Coincidentally, the movie that may have kicked off the era of movies like the aforementioned ones “SuperFly” evokes is 1990’s “The Return of SuperFly.” That film starred soap opera veteran Nathan Purdee as Priest, whose exploits were once again buoyed by Curtis Mayfield’s score. Mayfield teamed up with rappers like Ice-T, creating a torch-passing of sorts from which we can draw a straight line to this film’s hip hop heavy soundtrack by Future. Now, Future is no Curtis Mayfield, and unlike Mayfield’s “Super Fly” album, his music will not drastically change the way films employ songs. However, Sony’s pairing of a successful musician with a visual filmmaker is a clear indication that they’re trying to recapture the lightning in the bottle that beget the original film. So, comparisons between the two films are fair game.

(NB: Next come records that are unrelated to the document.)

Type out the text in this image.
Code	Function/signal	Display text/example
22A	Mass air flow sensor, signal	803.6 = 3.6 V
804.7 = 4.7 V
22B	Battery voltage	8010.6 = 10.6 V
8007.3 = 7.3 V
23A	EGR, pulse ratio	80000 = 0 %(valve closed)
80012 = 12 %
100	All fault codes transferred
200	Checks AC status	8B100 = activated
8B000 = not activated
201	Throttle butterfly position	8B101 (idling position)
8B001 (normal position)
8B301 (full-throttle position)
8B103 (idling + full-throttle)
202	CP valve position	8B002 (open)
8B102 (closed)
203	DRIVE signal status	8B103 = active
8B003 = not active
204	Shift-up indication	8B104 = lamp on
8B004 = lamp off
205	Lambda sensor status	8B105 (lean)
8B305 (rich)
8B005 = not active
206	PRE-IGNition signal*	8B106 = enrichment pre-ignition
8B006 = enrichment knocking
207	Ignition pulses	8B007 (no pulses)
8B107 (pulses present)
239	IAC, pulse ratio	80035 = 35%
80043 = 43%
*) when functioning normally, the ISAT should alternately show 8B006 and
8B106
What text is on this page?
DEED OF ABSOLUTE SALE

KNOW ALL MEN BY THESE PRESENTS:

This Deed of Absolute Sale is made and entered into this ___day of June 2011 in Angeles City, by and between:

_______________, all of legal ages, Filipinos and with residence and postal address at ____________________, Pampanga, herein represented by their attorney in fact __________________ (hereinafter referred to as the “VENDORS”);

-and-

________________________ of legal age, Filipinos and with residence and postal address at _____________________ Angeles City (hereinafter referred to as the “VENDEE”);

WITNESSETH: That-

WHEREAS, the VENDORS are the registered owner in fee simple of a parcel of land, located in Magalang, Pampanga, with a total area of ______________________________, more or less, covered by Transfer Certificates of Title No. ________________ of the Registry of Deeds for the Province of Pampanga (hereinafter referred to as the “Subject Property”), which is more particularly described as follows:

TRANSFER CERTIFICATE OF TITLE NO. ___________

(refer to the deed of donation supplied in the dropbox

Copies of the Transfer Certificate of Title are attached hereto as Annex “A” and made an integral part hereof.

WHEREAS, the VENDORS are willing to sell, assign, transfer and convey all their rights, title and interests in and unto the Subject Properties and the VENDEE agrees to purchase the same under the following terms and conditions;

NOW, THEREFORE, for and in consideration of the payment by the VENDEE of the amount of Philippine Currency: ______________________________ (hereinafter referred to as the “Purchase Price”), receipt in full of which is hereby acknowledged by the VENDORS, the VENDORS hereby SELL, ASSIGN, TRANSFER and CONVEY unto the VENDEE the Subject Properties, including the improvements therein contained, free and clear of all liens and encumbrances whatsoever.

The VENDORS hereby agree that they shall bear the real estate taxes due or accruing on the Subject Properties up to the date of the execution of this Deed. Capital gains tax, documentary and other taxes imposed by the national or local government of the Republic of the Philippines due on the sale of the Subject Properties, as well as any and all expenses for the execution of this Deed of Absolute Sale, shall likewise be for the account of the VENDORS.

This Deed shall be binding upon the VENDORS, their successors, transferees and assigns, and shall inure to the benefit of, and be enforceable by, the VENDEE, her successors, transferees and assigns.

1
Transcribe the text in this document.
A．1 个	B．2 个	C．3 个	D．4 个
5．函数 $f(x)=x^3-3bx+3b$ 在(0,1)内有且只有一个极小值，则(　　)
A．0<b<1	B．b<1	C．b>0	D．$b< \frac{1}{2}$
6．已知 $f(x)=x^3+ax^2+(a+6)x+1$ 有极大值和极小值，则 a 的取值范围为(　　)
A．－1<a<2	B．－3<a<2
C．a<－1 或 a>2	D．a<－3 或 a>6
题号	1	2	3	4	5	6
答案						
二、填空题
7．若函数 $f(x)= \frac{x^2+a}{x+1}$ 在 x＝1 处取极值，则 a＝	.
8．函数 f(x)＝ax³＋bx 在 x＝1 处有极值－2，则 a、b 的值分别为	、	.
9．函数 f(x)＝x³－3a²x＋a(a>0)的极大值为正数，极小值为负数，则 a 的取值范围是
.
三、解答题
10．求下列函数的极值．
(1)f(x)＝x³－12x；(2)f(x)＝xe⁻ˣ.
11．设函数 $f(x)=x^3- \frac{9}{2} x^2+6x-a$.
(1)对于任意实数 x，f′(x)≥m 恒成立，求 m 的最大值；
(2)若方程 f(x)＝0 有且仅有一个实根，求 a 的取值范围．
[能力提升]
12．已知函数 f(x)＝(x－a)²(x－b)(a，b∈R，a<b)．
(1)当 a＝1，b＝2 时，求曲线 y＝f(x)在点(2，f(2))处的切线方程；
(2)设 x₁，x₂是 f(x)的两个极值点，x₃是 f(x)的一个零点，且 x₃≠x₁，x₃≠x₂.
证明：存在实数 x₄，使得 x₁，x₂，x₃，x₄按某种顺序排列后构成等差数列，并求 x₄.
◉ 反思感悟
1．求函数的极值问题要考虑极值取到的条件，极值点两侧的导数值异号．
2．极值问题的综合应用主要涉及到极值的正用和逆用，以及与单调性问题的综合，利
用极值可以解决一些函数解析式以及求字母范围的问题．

Perhaps my expectations were set too high, especially where the visuals were concerned. Director X is a veteran of music videos, many of which have fantastic and distinctive looks, textures and editing techniques. By comparison, “SuperFly” is visually flat, relying too much on oft-repeated motifs of rap videos rather than the ingenuity I expected. By the fourth time someone “made it rain” around strippers or executed a gory shoot-out, I gave up on potentially seeing something new. 

Additionally, the city of Atlanta is presented as a series of shorthand shots designed for people who either live there or have spent a lot of time visiting. Sure, we get landmarks and the famous places the intended audience knows and loves, but they never resonate with the characters the way their home city should. It feels like the viewer is in a glass-bottom boat, free to ogle the scenery without the benefit of experiencing it firsthand.